Methods:  Testing was done for seven home ventilators on a bench model adapted to simulate NIV and generate unintentional leaks (ie, other than of the mask exhalation valve). Five levels of leaks were simulated using a computer-driven solenoid valve (0-60 L/min) at different levels of inspiratory pressure (15 and 25 cm H2O) and at a fixed expiratory pressure (5 cm H2O), for a total of 10 conditions. Bench data were compared with results retrieved from ventilator software for leaks and Vt.
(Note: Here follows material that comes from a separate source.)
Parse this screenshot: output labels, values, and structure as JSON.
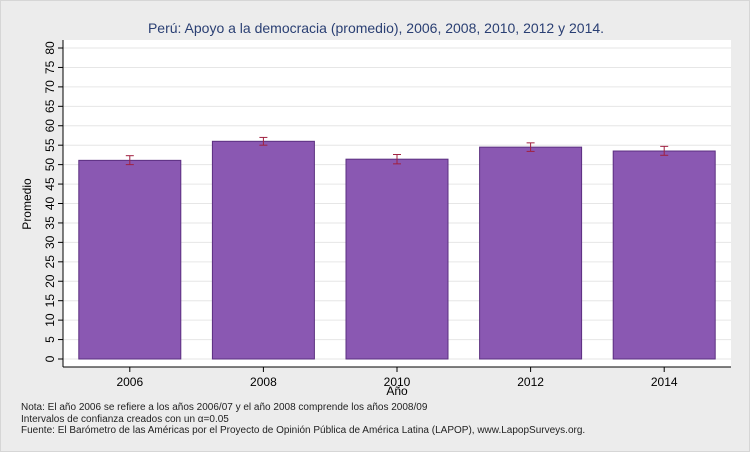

Results:  For assessing leaks, three of the devices tested were highly reliable, with a small bias (0.3-0.9 L/min), narrow limits of agreement (LA), and high correlations (R2, 0.993-0.997) when comparing ventilator software and bench results; conversely, for four ventilators, bias ranged from −6.0 L/min to −25.9 L/min, exceeding −10 L/min for two devices, with wide LA and lower correlations (R2, 0.70-0.98). Bias for leaks increased markedly with the importance of leaks in three devices. Vt was underestimated by all devices, and bias (range, 66-236 mL) increased with higher insufflation pressures. Only two devices had a bias < 100 mL, with all testing conditions considered.

Conclusions:  Physicians monitoring patients who use home ventilation must be aware of differences in the estimation of leaks and Vt by ventilator software. Also, leaks are reported in different ways according to the device used.